Biomedical engineering doctoral candidate receives Heberlein Teaching Award
The Wayne State University Graduate School recently awarded Tonya Whitehead, Ph.D. student in biomedical engineering, the prestigious Garrett T. Heberlein Excellence in Teaching Award for graduate students. The award gives the university an opportunity to recognize and encourage excellence in teaching among graduate students and acknowledges the important role they play in carrying out the university’s teaching mission. It is the only universitywide teaching award for graduate students.
Whitehead has been teaching BE 1500 – Introduction to Programming and Computation for Engineers since 2015. Jeff Potoff, associate dean for academic and student affairs in the College of Engineering — and the one who hired Whitehead two years ago — enthusiastically recommended her for this award.
“Tonya Whitehead is an outstanding educator, committed to student success and continuous improvement,” said Potoff, who noted that she implements many of what are considered best practices in STEM education, including active learning and flipped classrooms.
Whitehead served as a graduate student assistant in the Office for Teaching and Learning, frequently participating in various OTL workshops and events, including the voluntary Mid-Semester Assessment Program. She is also involved in the STEM Pedagogy Journal Club and the FutureSWE event, which promotes female participation in STEM fields.
“I believe that teaching undergraduate students is one of the most rewarding challenges that one can undertake,” said Whitehead. “My goal is to give students the tools to solve problems in class and in their future careers while preparing them to continue learning for a lifetime.”

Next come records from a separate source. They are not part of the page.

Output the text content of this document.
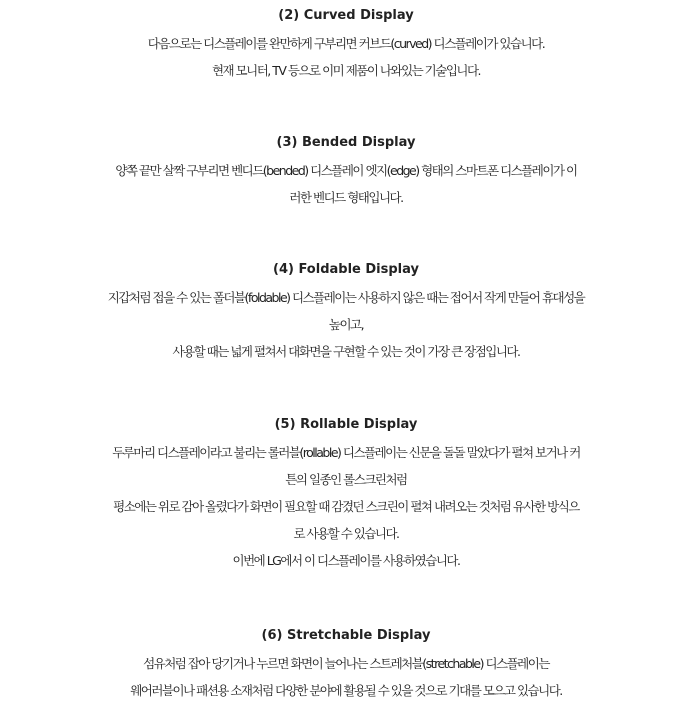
(2) Curved Display

다음으로는 디스플레이를 완만하게 구부리면 커브드(curved) 디스플레이가 있습니다.

현재 모니터, TV 등으로 이미 제품이 나와있는 기술입니다.

(3) Bended Display

양쪽 끝만 살짝 구부리면 벤디드(bended) 디스플레이 엣지(edge) 형태의 스마트폰 디스플레이가 이

러한 벤디드 형태입니다.

(4) Foldable Display

지갑처럼 접을 수 있는 폴더블(foldable) 디스플레이는 사용하지 않은 때는 접어서 작게 만들어 휴대성을

높이고,

사용할 때는 넓게 펼쳐서 대화면을 구현할 수 있는 것이 가장 큰 장점입니다.

(5) Rollable Display

두루마리 디스플레이라고 불리는 롤러블(rollable) 디스플레이는 신문을 돌돌 말았다가 펼쳐 보거나 커

튼의 일종인 롤스크린처럼

평소에는 위로 감아 올렸다가 화면이 필요할 때 감겼던 스크린이 펼쳐 내려오는 것처럼 유사한 방식으

로 사용할 수 있습니다.

이번에 LG에서 이 디스플레이를 사용하였습니다.

(6) Stretchable Display

섬유처럼 잡아 당기거나 누르면 화면이 늘어나는 스트레처블(stretchable) 디스플레이는

웨어러블이나 패션용 소재처럼 다양한 분야에 활용될 수 있을 것으로 기대를 모으고 있습니다.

Whitehead’s teaching philosophy is rooted in embracing diversity, keeping students engaged in the classroom and providing them with clear expectations. She has integrated peer mentoring into the BE 1500 course, and has worked to make the course a more inclusive and interactive learning experience, incorporating many elements based on student feedback.
“Each semester I strive to improve my courses by continuing to expand my knowledge of pedagogy, carefully reviewing suggestions made by students and doing my own reflection on what is going well in the course and what could work better,” said Whitehead.
Potoff believes Whitehead’s commitment to improving her teaching is what sets her apart from other educators, and noted that her Student Evaluation of Teaching scores have risen to well above the average of the course’s sections.
Whitehead earned her B.S. in computer engineering and M.S. in manufacturing and engineering management from Michigan State University. She also holds an M.S. in biomedical engineering from Wayne State and expects to complete her doctoral program this year.